Devised by Changheui Yang at the US-based California Institute of Technology in Pasadena, the microscopes are robust, use sunlight as their energy source; need only a small amount of computational power and cost just US$10 each to produce.

The microscopes are so small that they do not even have lenses. The principle on which they are based is that of floaters — deposits within the lens and retina of the eyeball. The human eye registers these deposits because of the shadows they cast directly onto the retina. In Yang’s microscope, the sample casts a shadow onto an array of light sensors as it floats along a fluid channel. Sensors feed this projected pattern into a computer, which then constructs an image.

"This is a way of making a [high-power] microscope that is very low cost, maybe even disposable, and that’s something that we haven’t had before," says Charles DiMarzio, director of the Optical Science Laboratory at Northeastern University in the United States.

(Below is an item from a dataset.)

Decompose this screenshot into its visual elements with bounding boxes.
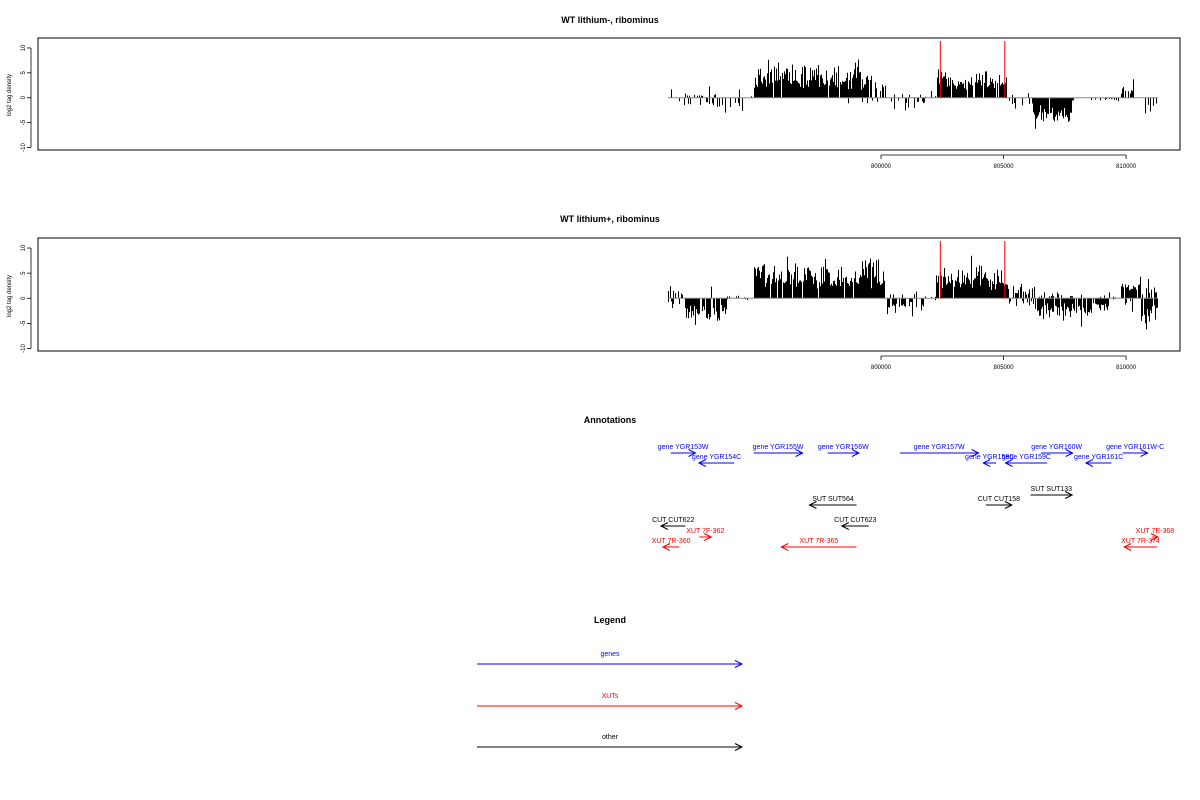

Ricardio Leitão, a postdoctoral fellow at New York University School of Medicine who is compiling a toolkit to enable telemedicine in developing countries, proposed collaborating with Yang as soon as his research was published. They are now testing whether the microscope can diagnose malaria-infected red blood cells.

"Having a diagnostic tool as powerful as Yang’s integrated with our hardware and ‘tele’ ability would be of tremendous clinical value," says Leitão.